Okay, so, in the traditional Bernoulli Urn problem, we have an urn with a number N, possibly infinite, of coloured balls, and there are k possible colours. That one I grok.
However, what if I don't actually know what k is? That is, what if I have an urn with N balls and an unknown but finite and strictly positive number of possible colours?
The main question is, in fact, what my priors should be. What's the prior that there is exactly one colour? Exactly two? At least two? How do I update on the relative frequencies of each colour?

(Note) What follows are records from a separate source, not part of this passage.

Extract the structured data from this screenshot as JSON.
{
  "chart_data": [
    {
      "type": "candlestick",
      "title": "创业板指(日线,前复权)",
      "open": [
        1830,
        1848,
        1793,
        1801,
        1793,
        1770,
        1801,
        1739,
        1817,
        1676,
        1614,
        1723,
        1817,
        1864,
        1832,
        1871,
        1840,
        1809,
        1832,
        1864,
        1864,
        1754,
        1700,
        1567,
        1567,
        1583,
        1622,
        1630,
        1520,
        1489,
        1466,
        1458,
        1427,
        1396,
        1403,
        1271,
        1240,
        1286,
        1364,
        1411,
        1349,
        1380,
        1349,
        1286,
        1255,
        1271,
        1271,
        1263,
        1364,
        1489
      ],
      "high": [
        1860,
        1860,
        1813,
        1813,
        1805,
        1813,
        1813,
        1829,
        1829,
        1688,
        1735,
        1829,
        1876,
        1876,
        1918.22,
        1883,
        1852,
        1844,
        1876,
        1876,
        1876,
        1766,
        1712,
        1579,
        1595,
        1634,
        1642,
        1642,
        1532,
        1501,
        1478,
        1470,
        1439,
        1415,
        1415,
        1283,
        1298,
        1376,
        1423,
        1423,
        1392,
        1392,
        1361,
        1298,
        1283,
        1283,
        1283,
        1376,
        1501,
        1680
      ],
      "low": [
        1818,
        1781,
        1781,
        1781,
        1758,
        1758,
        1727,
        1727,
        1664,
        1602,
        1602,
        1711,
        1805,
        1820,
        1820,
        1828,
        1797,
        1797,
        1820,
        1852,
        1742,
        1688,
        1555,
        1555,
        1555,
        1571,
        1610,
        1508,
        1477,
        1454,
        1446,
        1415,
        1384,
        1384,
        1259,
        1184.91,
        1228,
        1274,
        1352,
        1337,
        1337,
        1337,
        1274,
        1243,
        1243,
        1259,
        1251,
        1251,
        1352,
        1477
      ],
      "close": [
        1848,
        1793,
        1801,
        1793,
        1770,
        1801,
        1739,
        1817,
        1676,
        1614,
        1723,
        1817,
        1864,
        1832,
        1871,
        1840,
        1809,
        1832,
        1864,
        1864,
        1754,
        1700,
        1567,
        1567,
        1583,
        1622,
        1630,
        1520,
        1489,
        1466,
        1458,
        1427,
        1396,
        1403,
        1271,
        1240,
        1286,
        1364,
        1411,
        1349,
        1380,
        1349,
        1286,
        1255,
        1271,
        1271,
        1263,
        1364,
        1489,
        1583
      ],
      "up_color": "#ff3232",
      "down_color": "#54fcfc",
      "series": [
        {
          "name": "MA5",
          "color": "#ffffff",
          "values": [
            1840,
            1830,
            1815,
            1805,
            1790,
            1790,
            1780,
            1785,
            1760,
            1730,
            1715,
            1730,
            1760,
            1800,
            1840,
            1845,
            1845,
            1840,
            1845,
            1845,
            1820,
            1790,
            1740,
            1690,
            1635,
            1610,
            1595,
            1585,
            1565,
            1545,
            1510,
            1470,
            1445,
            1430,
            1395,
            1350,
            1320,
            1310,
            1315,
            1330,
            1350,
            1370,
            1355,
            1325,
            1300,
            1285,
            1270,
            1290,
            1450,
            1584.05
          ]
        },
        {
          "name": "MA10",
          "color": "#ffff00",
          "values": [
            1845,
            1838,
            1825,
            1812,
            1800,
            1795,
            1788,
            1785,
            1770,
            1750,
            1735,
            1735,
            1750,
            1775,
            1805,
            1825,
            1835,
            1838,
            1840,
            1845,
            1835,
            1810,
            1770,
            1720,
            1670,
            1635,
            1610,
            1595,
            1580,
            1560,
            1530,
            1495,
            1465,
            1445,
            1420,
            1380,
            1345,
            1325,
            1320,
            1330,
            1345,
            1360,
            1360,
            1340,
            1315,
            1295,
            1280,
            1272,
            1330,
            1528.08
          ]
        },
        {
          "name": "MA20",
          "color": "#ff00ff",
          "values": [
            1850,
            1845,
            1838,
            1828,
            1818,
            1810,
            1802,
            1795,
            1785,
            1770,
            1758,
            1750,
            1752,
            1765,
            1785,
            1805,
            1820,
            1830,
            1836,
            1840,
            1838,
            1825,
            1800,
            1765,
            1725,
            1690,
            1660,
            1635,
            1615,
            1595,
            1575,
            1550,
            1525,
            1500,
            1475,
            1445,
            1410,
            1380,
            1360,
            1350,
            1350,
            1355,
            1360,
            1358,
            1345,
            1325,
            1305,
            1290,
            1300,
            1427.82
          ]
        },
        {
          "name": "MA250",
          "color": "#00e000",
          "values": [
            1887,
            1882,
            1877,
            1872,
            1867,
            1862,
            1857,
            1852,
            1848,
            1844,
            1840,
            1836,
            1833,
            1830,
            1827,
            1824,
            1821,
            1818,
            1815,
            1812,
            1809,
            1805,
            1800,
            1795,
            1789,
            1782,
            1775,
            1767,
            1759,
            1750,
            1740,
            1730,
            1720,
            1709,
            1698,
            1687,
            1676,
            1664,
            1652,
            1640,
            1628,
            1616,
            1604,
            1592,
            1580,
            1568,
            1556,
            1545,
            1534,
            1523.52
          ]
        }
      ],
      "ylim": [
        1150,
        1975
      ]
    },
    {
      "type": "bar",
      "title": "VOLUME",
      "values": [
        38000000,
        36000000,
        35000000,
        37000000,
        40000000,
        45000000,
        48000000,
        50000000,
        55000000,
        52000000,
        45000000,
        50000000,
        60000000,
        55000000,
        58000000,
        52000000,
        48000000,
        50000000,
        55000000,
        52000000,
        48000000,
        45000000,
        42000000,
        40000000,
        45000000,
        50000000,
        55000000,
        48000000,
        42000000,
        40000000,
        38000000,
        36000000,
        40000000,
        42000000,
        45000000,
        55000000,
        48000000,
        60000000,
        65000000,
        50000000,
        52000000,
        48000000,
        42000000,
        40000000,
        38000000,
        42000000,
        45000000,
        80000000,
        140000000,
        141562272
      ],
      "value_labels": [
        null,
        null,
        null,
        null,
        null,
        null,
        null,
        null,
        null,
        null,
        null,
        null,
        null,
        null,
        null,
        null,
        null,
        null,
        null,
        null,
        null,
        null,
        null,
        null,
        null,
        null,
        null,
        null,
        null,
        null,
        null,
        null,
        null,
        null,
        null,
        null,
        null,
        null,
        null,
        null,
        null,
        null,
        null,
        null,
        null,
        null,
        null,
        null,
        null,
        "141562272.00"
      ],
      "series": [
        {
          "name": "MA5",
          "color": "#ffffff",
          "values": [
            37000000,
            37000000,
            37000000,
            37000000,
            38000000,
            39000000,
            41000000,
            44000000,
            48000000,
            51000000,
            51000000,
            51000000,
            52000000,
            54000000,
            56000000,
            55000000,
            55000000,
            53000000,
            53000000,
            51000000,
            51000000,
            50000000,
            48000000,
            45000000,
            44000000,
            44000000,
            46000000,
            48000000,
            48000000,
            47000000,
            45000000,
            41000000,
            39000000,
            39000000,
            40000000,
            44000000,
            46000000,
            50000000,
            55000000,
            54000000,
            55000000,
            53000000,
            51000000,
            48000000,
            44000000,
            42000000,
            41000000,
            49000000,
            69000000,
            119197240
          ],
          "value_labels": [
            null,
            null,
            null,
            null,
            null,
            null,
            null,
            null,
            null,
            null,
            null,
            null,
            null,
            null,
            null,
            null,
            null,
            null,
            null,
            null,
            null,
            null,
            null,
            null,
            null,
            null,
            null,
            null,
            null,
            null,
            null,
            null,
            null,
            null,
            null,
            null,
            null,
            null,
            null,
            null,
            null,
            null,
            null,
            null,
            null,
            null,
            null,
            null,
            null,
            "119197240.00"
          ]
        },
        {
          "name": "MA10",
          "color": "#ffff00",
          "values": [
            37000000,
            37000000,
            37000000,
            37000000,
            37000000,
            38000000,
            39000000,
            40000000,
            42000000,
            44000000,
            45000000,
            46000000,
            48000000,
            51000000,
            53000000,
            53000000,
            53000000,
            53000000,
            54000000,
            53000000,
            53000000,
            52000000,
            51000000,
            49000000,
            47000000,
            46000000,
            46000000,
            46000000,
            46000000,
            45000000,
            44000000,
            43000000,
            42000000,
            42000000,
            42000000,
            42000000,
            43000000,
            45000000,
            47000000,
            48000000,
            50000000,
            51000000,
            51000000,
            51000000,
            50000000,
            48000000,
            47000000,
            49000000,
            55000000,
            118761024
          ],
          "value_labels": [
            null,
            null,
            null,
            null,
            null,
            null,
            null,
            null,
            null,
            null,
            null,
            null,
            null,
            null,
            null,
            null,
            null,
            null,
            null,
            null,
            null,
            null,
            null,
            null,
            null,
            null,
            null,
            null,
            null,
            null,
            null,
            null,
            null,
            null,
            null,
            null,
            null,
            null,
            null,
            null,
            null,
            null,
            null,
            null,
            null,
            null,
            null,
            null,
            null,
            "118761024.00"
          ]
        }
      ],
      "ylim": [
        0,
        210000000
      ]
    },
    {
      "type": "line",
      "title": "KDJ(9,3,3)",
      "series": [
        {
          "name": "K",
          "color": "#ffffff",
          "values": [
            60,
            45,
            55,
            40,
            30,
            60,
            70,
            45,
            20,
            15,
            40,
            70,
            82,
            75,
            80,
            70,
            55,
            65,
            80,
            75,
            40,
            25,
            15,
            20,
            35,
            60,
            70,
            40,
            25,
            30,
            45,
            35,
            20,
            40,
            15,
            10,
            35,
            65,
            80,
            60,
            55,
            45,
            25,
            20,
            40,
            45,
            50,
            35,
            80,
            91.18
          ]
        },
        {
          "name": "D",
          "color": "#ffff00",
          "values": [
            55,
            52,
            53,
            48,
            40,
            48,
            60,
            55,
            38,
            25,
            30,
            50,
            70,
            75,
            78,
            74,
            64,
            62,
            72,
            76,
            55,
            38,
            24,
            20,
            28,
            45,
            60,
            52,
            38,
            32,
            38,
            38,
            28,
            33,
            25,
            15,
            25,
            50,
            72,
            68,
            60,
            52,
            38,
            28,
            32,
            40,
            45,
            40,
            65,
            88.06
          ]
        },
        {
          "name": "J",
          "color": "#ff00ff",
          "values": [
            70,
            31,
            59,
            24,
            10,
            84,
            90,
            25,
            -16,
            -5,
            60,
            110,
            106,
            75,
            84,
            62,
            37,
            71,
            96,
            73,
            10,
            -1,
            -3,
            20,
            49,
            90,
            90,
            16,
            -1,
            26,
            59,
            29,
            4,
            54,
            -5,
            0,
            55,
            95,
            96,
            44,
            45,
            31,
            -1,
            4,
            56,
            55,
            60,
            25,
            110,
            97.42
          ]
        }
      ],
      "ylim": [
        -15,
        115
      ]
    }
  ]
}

Is this problem even solvable?
My first lines of thinking are to have a vector of parameters $\vec \theta \in \mathbb R^\infty$ such that the first parameter is the number of colours in the urn (let's call it $\alpha$) and the remaining are the relative frequencies of each colour. If $P(A=n|\vec\theta)$ is the probability that the colour of the next draw will be n given the knowledge contained by $\vec\theta$, we'd have:
- $\vec\theta = (\alpha, p_1, p_2, p_3, ...)$
- $\alpha \in \mathbb N^*$
- $\left(\sum\limits_{n=1}^\infty P(\alpha = n) \right)= 1$
- $\left(\sum\limits_{n=1}^\infty p_n\right) = 1$
- $\forall n > \alpha : p_n = 0$
- $\forall n \in \mathbb N^* : P(A=n|\vec\theta) = p_n$
However, this is just wild speculation on my part. I'm mostly curious about whether this is even in principle solvable. What I'd want to know is a way to compute both the prior (objective/uninformative) and posterior distributions of $P(\vec\theta)$ or, in other words, the pdfs $P(\alpha)$, $P(p_1)$, $P(p_2)$, etc. How to start with them and how to update on them.